Não sei se conseguem estabelecer uma relação directa entre estes dois fenómenos: com a saída obrigatória das douradas para mar aberto, e sendo as posturas efectuadas muito longe do estuário do Sado, ou do Tejo, os alevins terão um percurso demasiado longo a percorrer para conseguirem chegar sãos e salvos a um espaço seguro. Fora, em mar aberto, são presa fácil de tudo aquilo que os procura avidamente.
Quantos de vós já viram cardumes a alimentarem-se perto da superfície? Peixes como as cavalas, os carapaus, os peixes agulha, etc, etc, esperam estes indefesos viajantes, e cobram-lhes um preço demasiado alto: a sua vida.
O impacto deste fenómeno vai fazer-se reflectir no número de douradas disponível, muito mais que as pescas, quer de redes quer de anzol.
Mas nós não estamos a ajudar em nada. Neste contexto, tudo o que signifique pescar uma dourada mais é contribuir para uma rarefacção desta espécie de peixe.

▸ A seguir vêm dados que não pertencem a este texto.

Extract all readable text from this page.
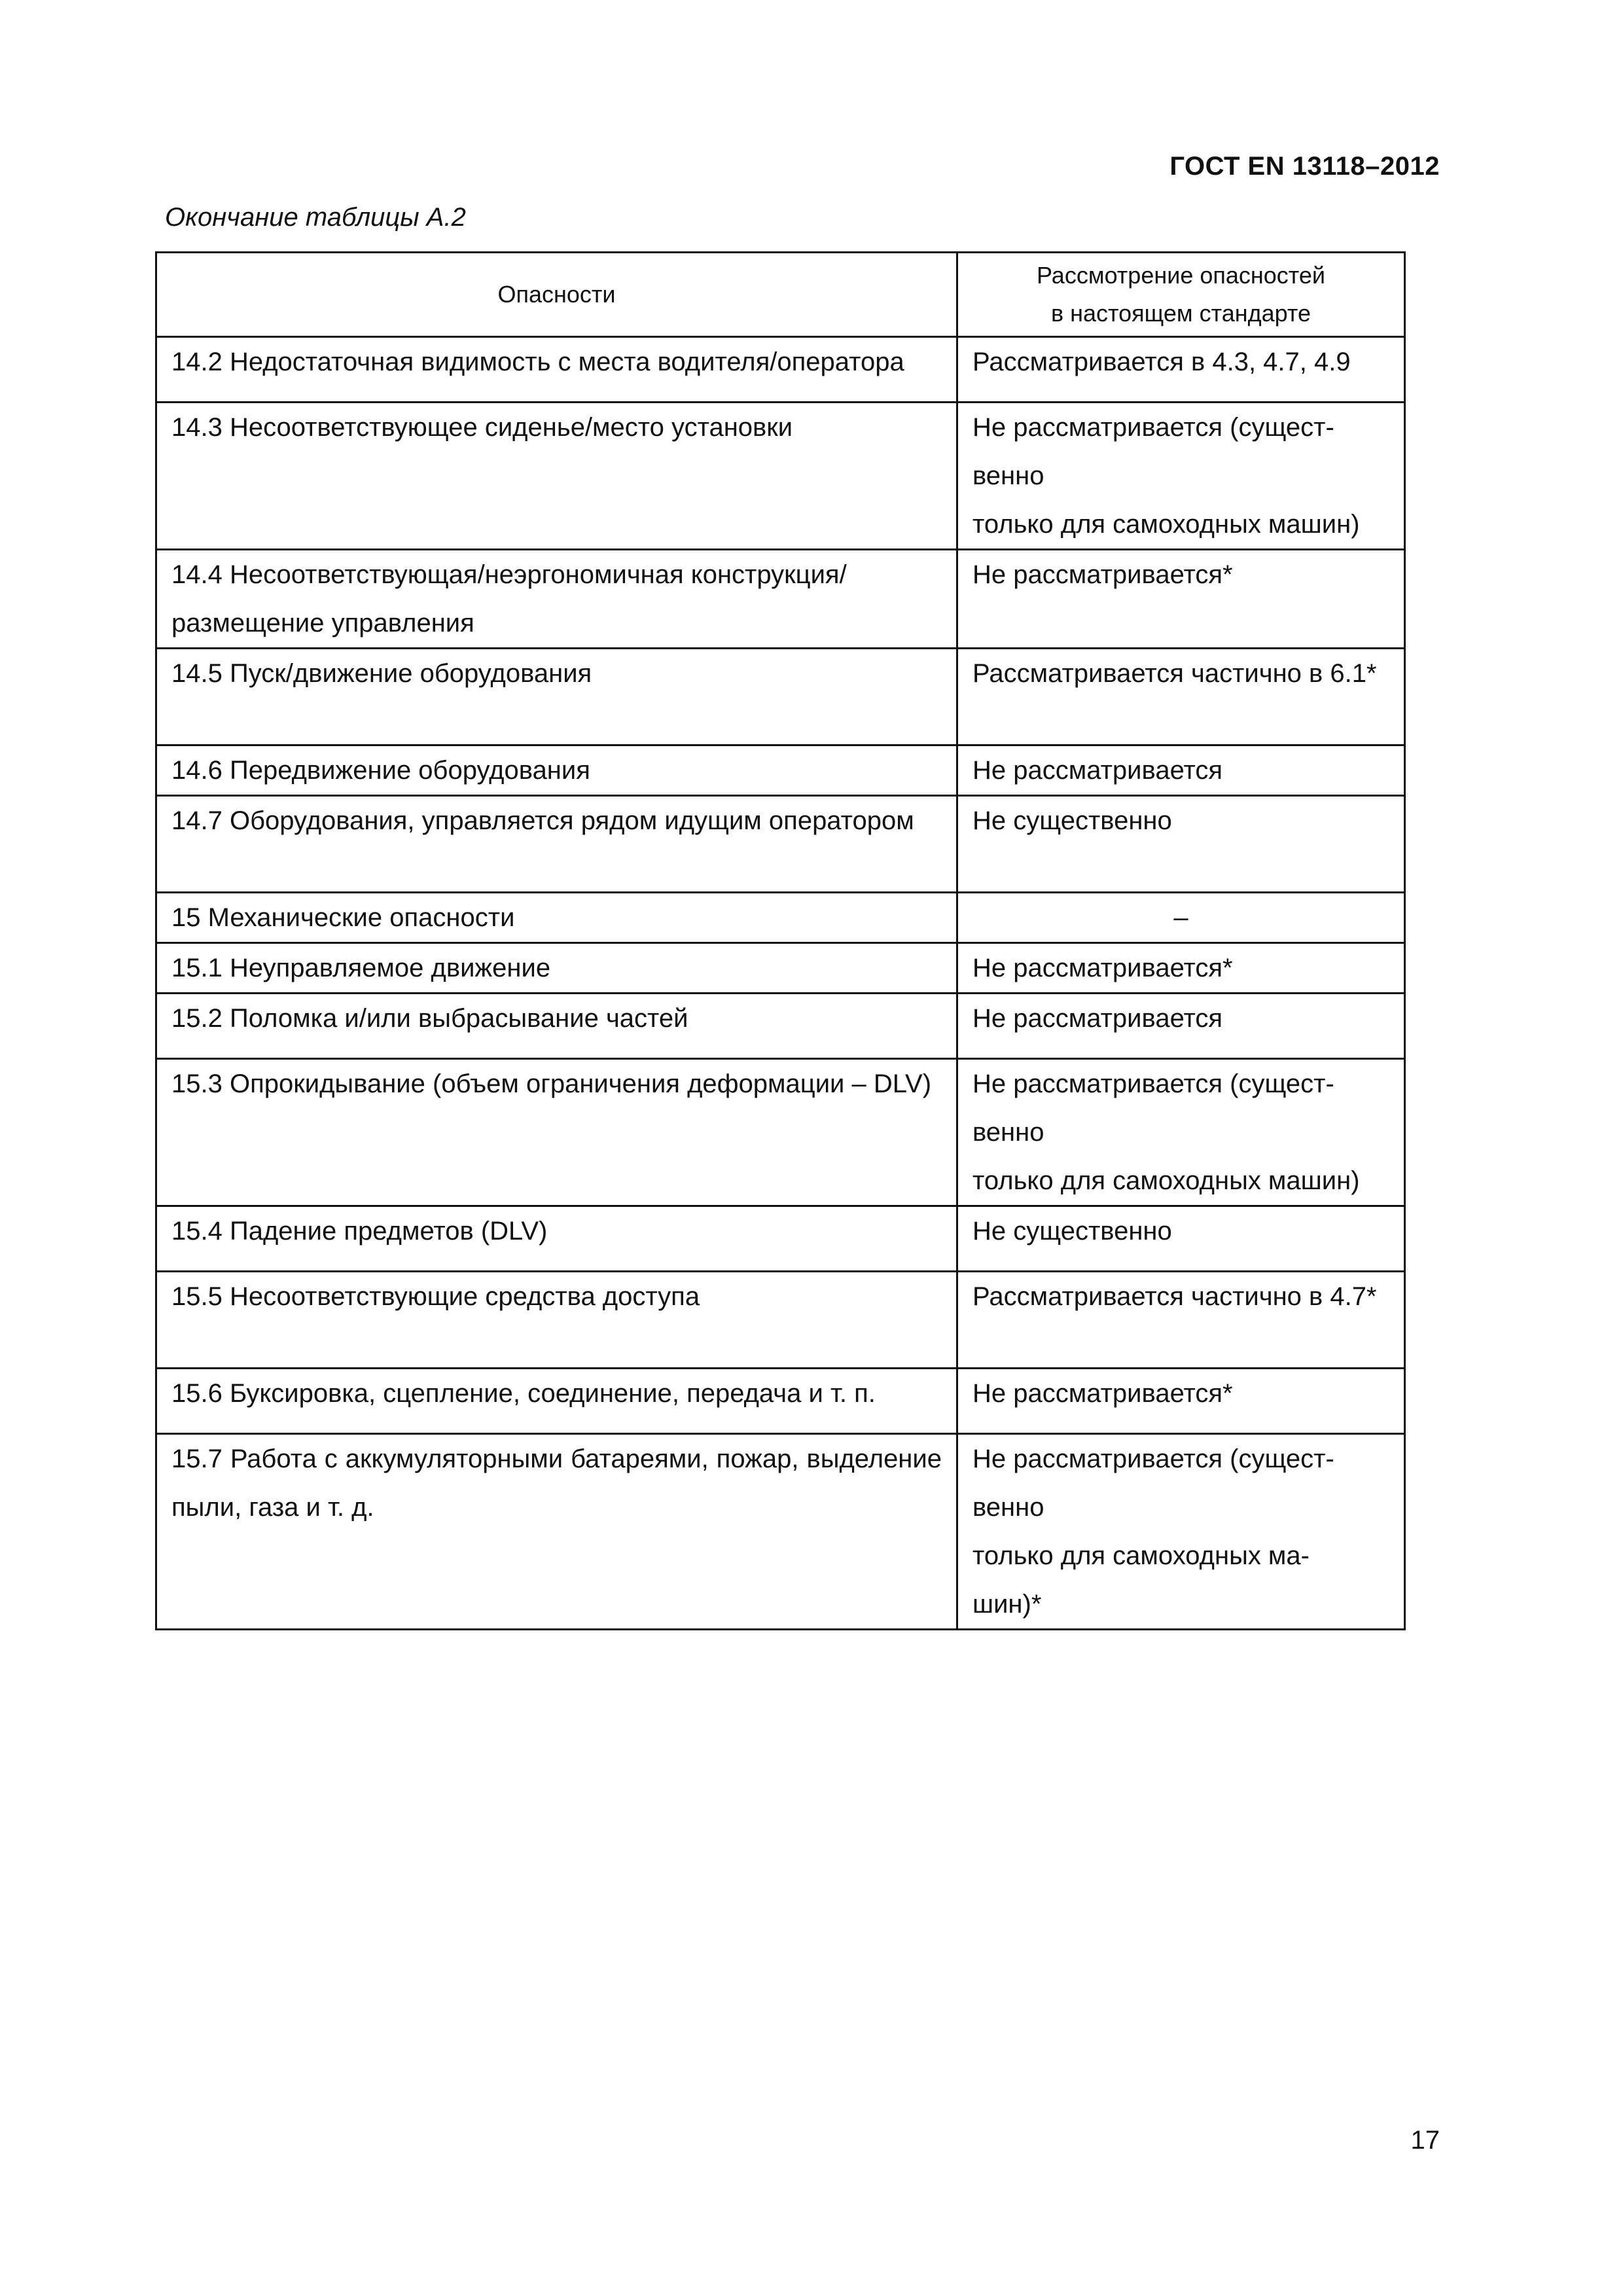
ГОСТ EN 13118–2012
Окончание таблицы А.2
Опасности	Рассмотрение опасностей
в настоящем стандарте

14.2 Недостаточная видимость с места водителя/оператора	Рассматривается в 4.3, 4.7, 4.9
14.3 Несоответствующее сиденье/место установки	Не рассматривается (сущест-
венно
только для самоходных машин)

14.4 Несоответствующая/неэргономичная конструкция/ размещение управления	Не рассматривается*
14.5 Пуск/движение оборудования	Рассматривается частично в 6.1*
14.6 Передвижение оборудования	Не рассматривается
14.7 Оборудования, управляется рядом идущим оператором	Не существенно
15 Механические опасности	–
15.1 Неуправляемое движение	Не рассматривается*
15.2 Поломка и/или выбрасывание частей	Не рассматривается
15.3 Опрокидывание (объем ограничения деформации – DLV)	Не рассматривается (сущест-
венно
только для самоходных машин)

15.4 Падение предметов (DLV)	Не существенно
15.5 Несоответствующие средства доступа	Рассматривается частично в 4.7*
15.6 Буксировка, сцепление, соединение, передача и т. п.	Не рассматривается*
15.7 Работа с аккумуляторными батареями, пожар, выделение пыли, газа и т. д.	Не рассматривается (сущест-
венно
только для самоходных ма-
шин)*
17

Porventura passaremos a ter muito menos douradas, pois as que ficam vão ser as que forem capazes de alterar os seus hábitos gregários, os seus locais de desova, inclusive a sua própria alimentação.
Ficarão aquelas que souberem passar a frequentar espaços onde nós não as procuramos, a comer aquilo que nós não lhe oferecemos, a reproduzir em momentos que não são aqueles que nós conhecemos.
E aí, passaremos a ter um outro peixe, que sendo uma dourada, já não é …a nossa dourada!